きのうは一日家にいたのだけど、夕方前くらいになって少し散歩したい気持ちになって、部屋着の上からコートを着込んでマフラーをぐるぐる巻いて、わたしの家の近くには本当になにもないのだけど、多摩川とそれから唯一韓国の食材を扱っていて韓国料理のイートインもやっている小さな商店があり、和歌山の姉の家で過ごす最後の夜にみんなで鍋をして、そこにキムチやらお餅やらを入れて食べて、だからなんとなくキムチとお餅が食べたい気持ちになっていて、そのお店には手作りのとてもたくさんの種類のキムチが売っているからそれらと、それから年明けに韓国にルーツを持つ友達の家でご馳走になった「トッパ」という小さな楕円形の平たいお餅がとても美味しかったら、それらを散歩ついでに買ったらちょうどいいなと思って、確か現金しか使えなかったような気がしたからお財布から特に深く考えず千五百円を抜き出してポケットに突っ込んで家を出た。日が暮れる少し前の淡い空に薄い雲がすーっと伸びてかかっていて、中学生か高校生か、3人組が河川敷に自転車を停めてなにやらはしゃいでいる声が聴こえた。音楽も聴かずゆっくり歩いて一度商店を通り過ぎて川沿いの道をしばらく先まで行って、このままもしもっと先まで行ったら商店の閉店には間に合わないかもしれないなと思っていたけど、体は割とすぐに踵を返して折り返し、閉店間際の誰もいない店内に間に合った。3種類で1000円のキムチ(白菜、大根、長芋)とトッパのたくさん入ったパックをレジに持っていくとPayPayのバーコードが貼られていたので結局PayPayで払った。そうして店を出たら今度は春雨と豆腐も欲しいなという気持ちになってそのままもう少し先のスーパーまで歩いた。そのスーパーはPayPayが使えず、わたしはクレジットカードも持たずに現金千五百円しか所持していなかったわけだけれど、野菜やビールやワインその他も買いたくなってしまって頭の中で大雑把に計算をしながらそれらを慎重に選びレジに持っていくとお会計は1470円だった。心の中で小さくガッツポーズ。あっという沈み始めた夕日を見ながら家に帰り、買って帰ったそれらを家にあった白菜や大根などと一緒にぐつぐつやってひとり鍋をした。
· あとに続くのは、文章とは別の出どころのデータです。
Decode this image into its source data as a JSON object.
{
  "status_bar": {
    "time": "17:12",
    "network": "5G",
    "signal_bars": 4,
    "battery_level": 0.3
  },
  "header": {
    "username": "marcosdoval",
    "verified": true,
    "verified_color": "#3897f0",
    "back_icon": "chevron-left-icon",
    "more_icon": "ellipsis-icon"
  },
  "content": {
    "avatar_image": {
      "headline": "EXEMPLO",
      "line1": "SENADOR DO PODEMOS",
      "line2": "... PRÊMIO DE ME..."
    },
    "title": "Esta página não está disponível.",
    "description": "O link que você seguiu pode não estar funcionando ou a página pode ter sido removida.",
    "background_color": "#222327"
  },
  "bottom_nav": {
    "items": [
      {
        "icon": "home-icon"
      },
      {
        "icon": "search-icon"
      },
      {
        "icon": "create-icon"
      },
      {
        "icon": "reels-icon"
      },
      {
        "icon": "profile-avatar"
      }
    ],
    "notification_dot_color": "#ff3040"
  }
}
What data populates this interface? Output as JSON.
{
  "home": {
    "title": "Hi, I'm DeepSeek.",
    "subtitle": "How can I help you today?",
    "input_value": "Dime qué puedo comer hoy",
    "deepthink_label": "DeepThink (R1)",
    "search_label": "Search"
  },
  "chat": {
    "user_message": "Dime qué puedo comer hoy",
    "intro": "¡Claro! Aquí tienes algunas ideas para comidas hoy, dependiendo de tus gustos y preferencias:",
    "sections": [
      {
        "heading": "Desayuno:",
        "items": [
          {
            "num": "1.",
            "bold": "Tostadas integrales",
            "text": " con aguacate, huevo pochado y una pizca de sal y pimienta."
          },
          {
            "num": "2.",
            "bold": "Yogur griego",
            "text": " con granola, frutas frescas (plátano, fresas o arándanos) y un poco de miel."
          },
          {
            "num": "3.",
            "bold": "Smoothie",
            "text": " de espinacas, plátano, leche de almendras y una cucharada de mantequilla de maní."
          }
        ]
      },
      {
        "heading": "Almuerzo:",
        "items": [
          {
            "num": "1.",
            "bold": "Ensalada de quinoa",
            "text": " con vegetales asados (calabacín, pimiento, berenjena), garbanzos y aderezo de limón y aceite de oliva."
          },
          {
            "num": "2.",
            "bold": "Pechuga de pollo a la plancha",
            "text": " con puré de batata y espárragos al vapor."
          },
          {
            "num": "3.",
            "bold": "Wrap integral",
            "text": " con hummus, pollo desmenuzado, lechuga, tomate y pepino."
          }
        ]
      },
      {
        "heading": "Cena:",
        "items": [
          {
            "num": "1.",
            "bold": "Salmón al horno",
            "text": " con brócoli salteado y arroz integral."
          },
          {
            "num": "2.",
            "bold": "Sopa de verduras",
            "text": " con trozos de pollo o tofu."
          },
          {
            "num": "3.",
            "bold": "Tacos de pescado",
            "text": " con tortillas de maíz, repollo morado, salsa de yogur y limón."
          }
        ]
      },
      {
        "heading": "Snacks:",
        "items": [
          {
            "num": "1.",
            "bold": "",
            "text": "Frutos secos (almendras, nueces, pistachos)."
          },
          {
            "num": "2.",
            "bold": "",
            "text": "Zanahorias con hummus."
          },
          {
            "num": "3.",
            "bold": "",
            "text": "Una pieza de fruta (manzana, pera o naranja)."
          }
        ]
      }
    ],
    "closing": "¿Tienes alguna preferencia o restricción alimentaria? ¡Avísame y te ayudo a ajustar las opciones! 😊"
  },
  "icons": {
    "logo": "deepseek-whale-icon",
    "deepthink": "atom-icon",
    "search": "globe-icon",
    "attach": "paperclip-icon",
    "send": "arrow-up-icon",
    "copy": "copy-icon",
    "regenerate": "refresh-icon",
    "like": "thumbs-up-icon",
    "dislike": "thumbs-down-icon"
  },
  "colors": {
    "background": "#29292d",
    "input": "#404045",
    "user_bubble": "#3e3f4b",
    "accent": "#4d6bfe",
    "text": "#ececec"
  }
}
去年から向田邦子さんのエッセイ集を読んでいるのだけど、食べ物についてたくさん書かれていて、わたしは食べることも作ることもとても好きだからそれだけでほとんど無条件の好感を持ってしまうのだった。わたしは向田邦子を読んだことがなかったのだけど、開けっぴろげでユーモラスで、とてもチャーミングな方だったのだろうなと想像している。